Ball changes, bail switching and rain interruptions notwithstanding, in front of family, friends an adoring British public and a grudgingly admiring Australian one, Broad managed to become the only player in Test history to conclude his Test batting career with a six and his bowling career with an Ashes winning wicket. It simply could not have been better and it provided this remarkable series with the last act that it deserved. Dare I say it, the result too. Victory, moral or real, for one side would have been the harshest of injustices for the other. Australia will feel the job was done and they hold on to the Ashes urn, but England became only the fourth side in Test history to haul back a 2-0 deficit and achieve a draw in a Test series. 



From Zak Crawley’s sumptuous first ball cover drive at Edgbaston to Alex Carey’s final Broad induced nick behind at the Oval, the contrasting approach and style of the two teams elevated the series drama from physical to metaphysical, as divergent philosophical approaches were set in direct conflict. Along the way, we veered from tragedy, to comedy to melodrama, not just day by day, but session by session and over by over. Ben Stokes' “come and have a go if you think your hard enough” declaration in Birmingham was rather let down by butter fingered fumbling in the field. Australian captain Cummins stood firm against the odds with Nathan Lyon to see Australia home, but even then, had Stokes held on to an impossibly difficult chance off Lyon, history may have been rewritten. 

At Lords, we lurched into Victorian melodrama as the dastardly Carey called the very spirit of the game into question, or simply played by the rules to wake up a dozy Bairstow, if you are Australian. Had Carey nipped away from Lords, sporting a waxed moustache, top hat and swirling cape in order to tie a distressed damsel to the nearby jubilee line train track, it would have surprised no English fan.
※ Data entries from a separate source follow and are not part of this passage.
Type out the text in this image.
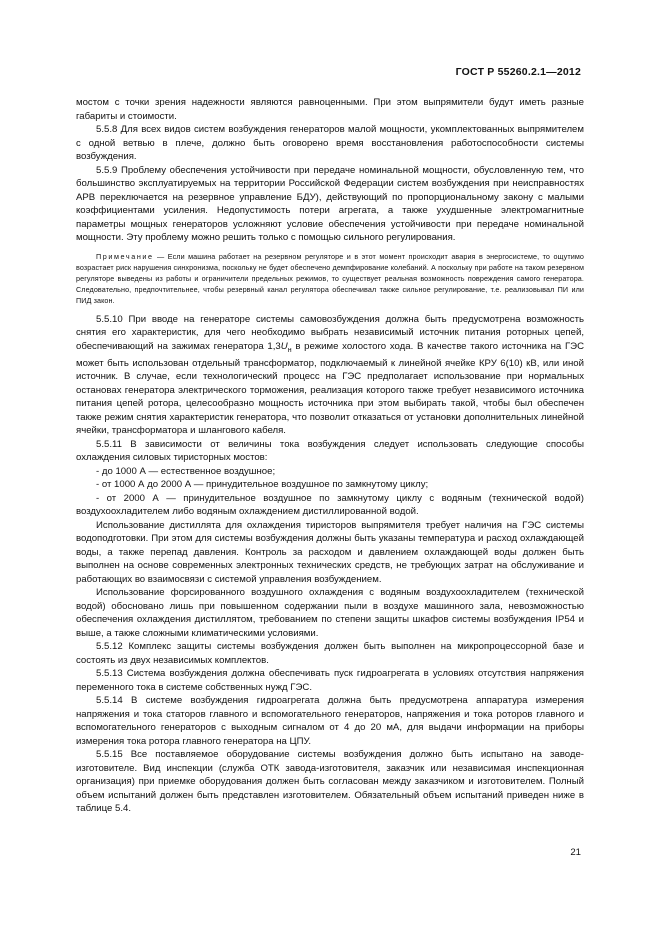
ГОСТ Р 55260.2.1—2012

мостом с точки зрения надежности являются равноценными. При этом выпрямители будут иметь разные габариты и стоимости.

5.5.8 Для всех видов систем возбуждения генераторов малой мощности, укомплектованных выпрямителем с одной ветвью в плече, должно быть оговорено время восстановления работоспособности системы возбуждения.

5.5.9 Проблему обеспечения устойчивости при передаче номинальной мощности, обусловленную тем, что большинство эксплуатируемых на территории Российской Федерации систем возбуждения при неисправностях АРВ переключается на резервное управление БДУ), действующий по пропорциональному закону с малыми коэффициентами усиления. Недопустимость потери агрегата, а также ухудшенные электромагнитные параметры мощных генераторов усложняют условие обеспечения устойчивости при передаче номинальной мощности. Эту проблему можно решить только с помощью сильного регулирования.

Примечание — Если машина работает на резервном регуляторе и в этот момент происходит авария в энергосистеме, то ощутимо возрастает риск нарушения синхронизма, поскольку не будет обеспечено демпфирование колебаний. А поскольку при работе на таком резервном регуляторе выведены из работы и ограничители предельных режимов, то существует реальная возможность повреждения самого генератора. Следовательно, предпочтительнее, чтобы резервный канал регулятора обеспечивал также сильное регулирование, т.е. реализовывал ПИ или ПИД закон.

5.5.10 При вводе на генераторе системы самовозбуждения должна быть предусмотрена возможность снятия его характеристик, для чего необходимо выбрать независимый источник питания роторных цепей, обеспечивающий на зажимах генератора $1,3U_н$ в режиме холостого хода. В качестве такого источника на ГЭС может быть использован отдельный трансформатор, подключаемый к линейной ячейке КРУ 6(10) кВ, или иной источник. В случае, если технологический процесс на ГЭС предполагает использование при нормальных остановах генератора электрического торможения, реализация которого также требует независимого источника питания цепей ротора, целесообразно мощность источника при этом выбирать такой, чтобы был обеспечен также режим снятия характеристик генератора, что позволит отказаться от установки дополнительных линейной ячейки, трансформатора и шлангового кабеля.

5.5.11 В зависимости от величины тока возбуждения следует использовать следующие способы охлаждения силовых тиристорных мостов:

- до 1000 А — естественное воздушное;

- от 1000 А до 2000 А — принудительное воздушное по замкнутому циклу;

- от 2000 А — принудительное воздушное по замкнутому циклу с водяным (технической водой) воздухоохладителем либо водяным охлаждением дистиллированной водой.

Использование дистиллята для охлаждения тиристоров выпрямителя требует наличия на ГЭС системы водоподготовки. При этом для системы возбуждения должны быть указаны температура и расход охлаждающей воды, а также перепад давления. Контроль за расходом и давлением охлаждающей воды должен быть выполнен на основе современных электронных технических средств, не требующих затрат на обслуживание и работающих во взаимосвязи с системой управления возбуждением.

Использование форсированного воздушного охлаждения с водяным воздухоохладителем (технической водой) обосновано лишь при повышенном содержании пыли в воздухе машинного зала, невозможностью обеспечения охлаждения дистиллятом, требованием по степени защиты шкафов системы возбуждения IP54 и выше, а также сложными климатическими условиями.

5.5.12 Комплекс защиты системы возбуждения должен быть выполнен на микропроцессорной базе и состоять из двух независимых комплектов.

5.5.13 Система возбуждения должна обеспечивать пуск гидроагрегата в условиях отсутствия напряжения переменного тока в системе собственных нужд ГЭС.

5.5.14 В системе возбуждения гидроагрегата должна быть предусмотрена аппаратура измерения напряжения и тока статоров главного и вспомогательного генераторов, напряжения и тока роторов главного и вспомогательного генераторов с выходным сигналом от 4 до 20 мА, для выдачи информации на приборы измерения тока ротора главного генератора на ЦПУ.

5.5.15 Все поставляемое оборудование системы возбуждения должно быть испытано на заводе-изготовителе. Вид инспекции (служба ОТК завода-изготовителя, заказчик или независимая инспекционная организация) при приемке оборудования должен быть согласован между заказчиком и изготовителем. Полный объем испытаний должен быть представлен изготовителем. Обязательный объем испытаний приведен ниже в таблице 5.4.

21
English batsmen then proceed to subsequently fall on traps in the manner of German guards in a second-rate English war movie before Nathan Lyon epitomised all the qualities of a tragic hero, limping to stand firm against the opposition in his country’s hour of need.  

By Headingley, England had learned a degree of nuance to temper their action-man approach. Whereas Australia had lost their tragic Lyon King, England found two returning heroes in Wood and Woakes to the most telling effect. Together their raw speed, with guile and precision tailored for English conditions, backed by the most passionate of crowds got the job done. Wood's thunderbolts are just too much to handle. 
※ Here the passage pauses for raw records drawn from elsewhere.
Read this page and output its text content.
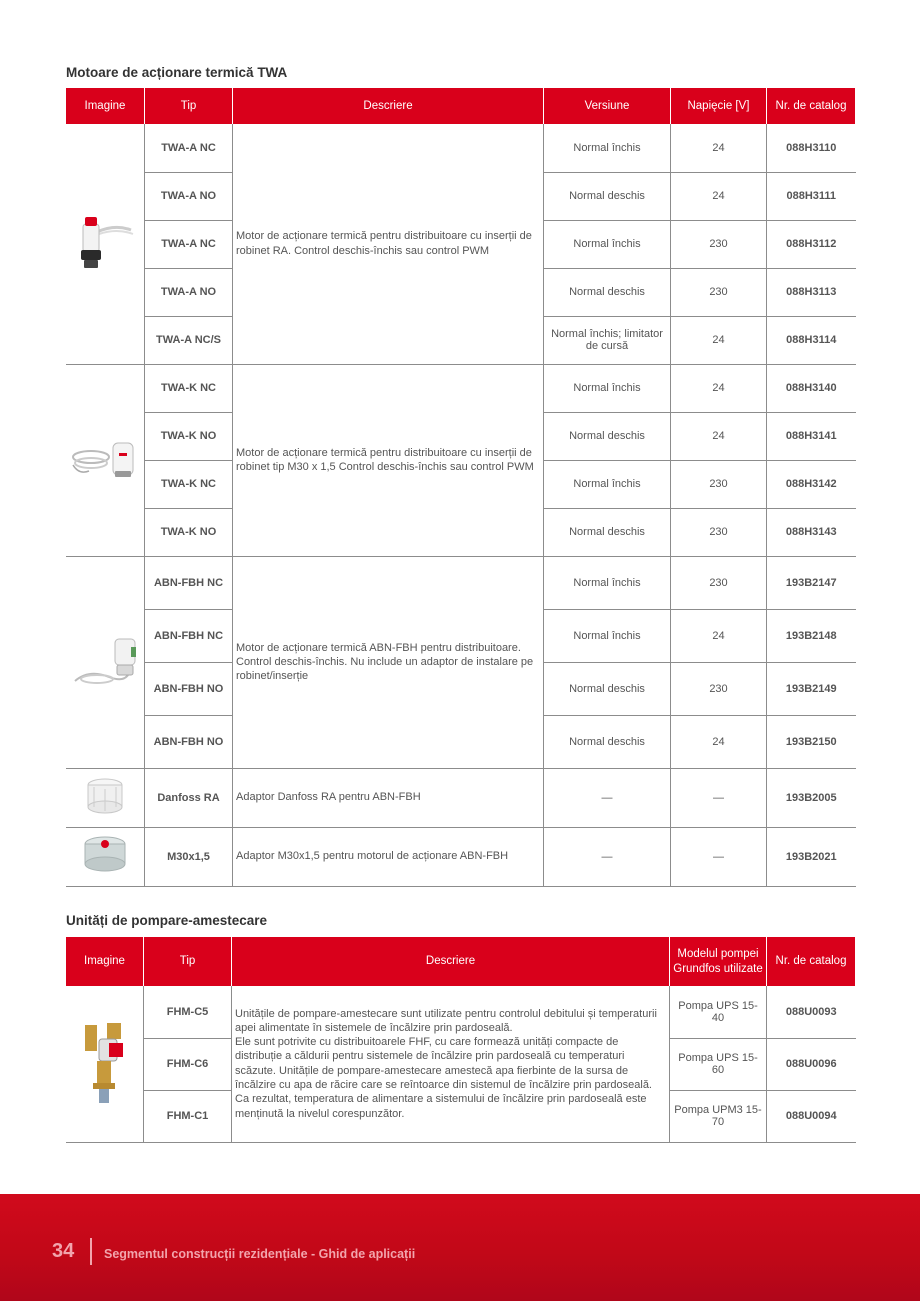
Motoare de acționare termică TWA
Imagine	Tip	Descriere	Versiune	Napięcie [V]	Nr. de catalog
	TWA-A NC	Motor de acționare termică pentru distribuitoare cu inserții de robinet RA. Control deschis-închis sau control PWM	Normal închis	24	088H3110
	TWA-A NO		Normal deschis	24	088H3111
	TWA-A NC		Normal închis	230	088H3112
	TWA-A NO		Normal deschis	230	088H3113
	TWA-A NC/S		Normal închis; limitator de cursă	24	088H3114
	TWA-K NC	Motor de acționare termică pentru distribuitoare cu inserții de robinet tip M30 x 1,5 Control deschis-închis sau control PWM	Normal închis	24	088H3140
	TWA-K NO		Normal deschis	24	088H3141
	TWA-K NC		Normal închis	230	088H3142
	TWA-K NO		Normal deschis	230	088H3143
	ABN-FBH NC	Motor de acționare termică ABN-FBH pentru distribuitoare. Control deschis-închis. Nu include un adaptor de instalare pe robinet/inserție	Normal închis	230	193B2147
	ABN-FBH NC		Normal închis	24	193B2148
	ABN-FBH NO		Normal deschis	230	193B2149
	ABN-FBH NO		Normal deschis	24	193B2150
	Danfoss RA	Adaptor Danfoss RA pentru ABN-FBH	—	—	193B2005
	M30x1,5	Adaptor M30x1,5 pentru motorul de acționare ABN-FBH	—	—	193B2021
Unități de pompare-amestecare
Imagine	Tip	Descriere	Modelul pompei Grundfos utilizate	Nr. de catalog
	FHM-C5	Unitățile de pompare-amestecare sunt utilizate pentru controlul debitului și temperaturii apei alimentate în sistemele de încălzire prin pardoseală.
Ele sunt potrivite cu distribuitoarele FHF, cu care formează unități compacte de distribuție a căldurii pentru sistemele de încălzire prin pardoseală cu temperaturi scăzute. Unitățile de pompare-amestecare amestecă apa fierbinte de la sursa de încălzire cu apa de răcire care se reîntoarce din sistemul de încălzire prin pardoseală. Ca rezultat, temperatura de alimentare a sistemului de încălzire prin pardoseală este menținută la nivelul corespunzător.	Pompa UPS 15-40	088U0093
	FHM-C6		Pompa UPS 15-60	088U0096
	FHM-C1		Pompa UPM3 15-70	088U0094
34 Segmentul construcții rezidențiale - Ghid de aplicații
On we went to Old Trafford, for what was always going to be a race against the Manchester elements. Australia appeared lost and without shelter against a tempestuous assault from England’s batters, but found the weather to be their friend. Although battered, bruised and bedraggled, they left the North West with the Ashes trophy as their prize. Frustration for England, but ultimately no complaints. It was Manchester after all. Rain happens. Often.

And so, to the Oval. Bazball validated in the eyes of England. Broad’s heroics to conclude the show and bring down the house. Australia left to feel that the end had come just in time at Old Trafford as perhaps the tide had turned irresistibly against them, for this series at least, by the time they were back in London. 

England’s runs across the series came at 4.74 an over, the highest rate in Ashes history. Australia scored at a more sedate 3.35, the difference of 1.39 the largest ever. Australia totalled 3,010 series runs, while England managed 3,079, a minuscule numerical difference, but the Aussies needed 1,500 more balls than England to attain their total.

But victory is not always to the fleetest of foot. This gripping drama concluded with spoils shared and all the heroes living to fight another day. At least, those that choose to. For those that haven’t made that choice, their place in Test history has been secured in epic style.